Expectancy Theory – Victor Vroom
Posted by Emanuel in Organizational Behavior | 0 comments
Expectancy Theory is about your choices and how are you motivated by the results you expect following your actions.
You make an effort and expect a performance. If performance is achieved you have the expectancy of a reward that will satisfy a need. All this process will take place only if you decide that satisfying your need worth all the effort.
Victor Vroom – Expectancy Theory is based upon the following three beliefs:
- Valence (from latin valent-, valens – to be strong) – refers to the strength that an individual has to prefer a particular outcome. In short: What’s in it for me?
- Expectancy – is what you think you can do and what the result will be.
- Instrumentality – is your carrot & stick process.

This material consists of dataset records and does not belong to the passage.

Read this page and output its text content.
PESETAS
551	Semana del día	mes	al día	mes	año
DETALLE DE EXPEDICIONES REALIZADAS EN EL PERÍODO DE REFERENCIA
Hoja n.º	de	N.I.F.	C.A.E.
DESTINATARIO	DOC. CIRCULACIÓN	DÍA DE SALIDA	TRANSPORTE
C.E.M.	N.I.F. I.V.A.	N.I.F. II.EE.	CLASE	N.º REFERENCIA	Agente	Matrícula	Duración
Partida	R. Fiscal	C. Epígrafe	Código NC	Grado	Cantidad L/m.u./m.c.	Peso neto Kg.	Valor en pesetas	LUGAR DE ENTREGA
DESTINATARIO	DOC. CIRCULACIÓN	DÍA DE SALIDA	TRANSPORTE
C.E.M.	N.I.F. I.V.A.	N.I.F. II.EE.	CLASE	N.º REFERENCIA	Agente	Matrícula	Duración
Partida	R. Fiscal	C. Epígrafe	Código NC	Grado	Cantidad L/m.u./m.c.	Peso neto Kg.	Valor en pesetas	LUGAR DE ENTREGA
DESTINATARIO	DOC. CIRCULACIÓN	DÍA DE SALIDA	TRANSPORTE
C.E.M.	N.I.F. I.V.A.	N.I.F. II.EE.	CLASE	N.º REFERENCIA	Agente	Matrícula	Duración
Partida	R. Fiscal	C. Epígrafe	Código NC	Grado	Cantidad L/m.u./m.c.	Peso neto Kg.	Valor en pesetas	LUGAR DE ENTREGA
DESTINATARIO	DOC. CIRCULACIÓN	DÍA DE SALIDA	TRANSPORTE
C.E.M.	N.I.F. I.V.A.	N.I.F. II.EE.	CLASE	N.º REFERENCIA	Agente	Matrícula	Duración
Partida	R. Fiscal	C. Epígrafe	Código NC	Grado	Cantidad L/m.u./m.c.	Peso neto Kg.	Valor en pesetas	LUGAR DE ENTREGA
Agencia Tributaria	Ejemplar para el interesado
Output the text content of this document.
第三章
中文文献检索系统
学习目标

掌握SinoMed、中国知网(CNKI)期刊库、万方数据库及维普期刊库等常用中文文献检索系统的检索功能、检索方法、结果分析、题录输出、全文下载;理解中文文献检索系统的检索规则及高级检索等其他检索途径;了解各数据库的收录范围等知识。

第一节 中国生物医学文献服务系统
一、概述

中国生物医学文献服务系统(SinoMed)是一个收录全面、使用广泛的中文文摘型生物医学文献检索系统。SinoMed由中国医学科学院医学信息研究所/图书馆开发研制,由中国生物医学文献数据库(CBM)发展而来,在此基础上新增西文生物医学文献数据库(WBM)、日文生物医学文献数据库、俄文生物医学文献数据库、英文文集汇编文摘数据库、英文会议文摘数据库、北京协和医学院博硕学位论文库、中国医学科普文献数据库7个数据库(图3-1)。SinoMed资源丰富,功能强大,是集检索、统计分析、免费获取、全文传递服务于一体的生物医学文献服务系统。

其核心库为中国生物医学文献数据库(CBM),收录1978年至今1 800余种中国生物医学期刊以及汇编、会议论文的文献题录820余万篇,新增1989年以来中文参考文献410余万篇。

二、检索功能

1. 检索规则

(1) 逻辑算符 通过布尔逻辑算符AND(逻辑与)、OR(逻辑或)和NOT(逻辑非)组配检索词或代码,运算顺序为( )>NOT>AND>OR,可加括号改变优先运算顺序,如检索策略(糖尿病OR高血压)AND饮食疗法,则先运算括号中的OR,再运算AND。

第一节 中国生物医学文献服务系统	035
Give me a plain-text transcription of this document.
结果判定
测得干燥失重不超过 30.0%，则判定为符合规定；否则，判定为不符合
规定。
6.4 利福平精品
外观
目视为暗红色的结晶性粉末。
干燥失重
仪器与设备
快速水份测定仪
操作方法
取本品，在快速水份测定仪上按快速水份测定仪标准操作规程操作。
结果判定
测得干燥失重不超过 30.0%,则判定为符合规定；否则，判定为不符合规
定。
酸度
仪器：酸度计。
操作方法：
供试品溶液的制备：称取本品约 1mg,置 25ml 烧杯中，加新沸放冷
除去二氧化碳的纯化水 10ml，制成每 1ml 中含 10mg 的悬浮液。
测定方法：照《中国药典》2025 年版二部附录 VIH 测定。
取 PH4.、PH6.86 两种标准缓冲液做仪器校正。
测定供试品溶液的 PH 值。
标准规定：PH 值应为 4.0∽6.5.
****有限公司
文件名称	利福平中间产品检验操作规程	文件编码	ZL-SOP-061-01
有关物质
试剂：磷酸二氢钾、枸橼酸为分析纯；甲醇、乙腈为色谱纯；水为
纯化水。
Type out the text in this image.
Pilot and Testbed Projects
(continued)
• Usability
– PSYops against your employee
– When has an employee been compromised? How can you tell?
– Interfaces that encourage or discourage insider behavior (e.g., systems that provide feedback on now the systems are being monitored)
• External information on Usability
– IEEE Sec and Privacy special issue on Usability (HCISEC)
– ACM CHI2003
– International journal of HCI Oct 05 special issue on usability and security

Your perception that the work you do will get you paid.
We have also a little formula for this: Expectancy x Instrumentality x Valence = Motivation. This formula can be used to analyze things like: job satisfaction, choices of occupation, stability on the same job, effort that an employee will put in at work.
What a manager can do according to Expectancy Theory is to clarify the path of the employee by providing proper tools and training, an easy to understand performance evaluation system and mostly by listening to his problems.
If every individual has preferences for defining outcomes (higher pay, promotion, etc) it will be only common sense for a manager to define a motivational package accordingly.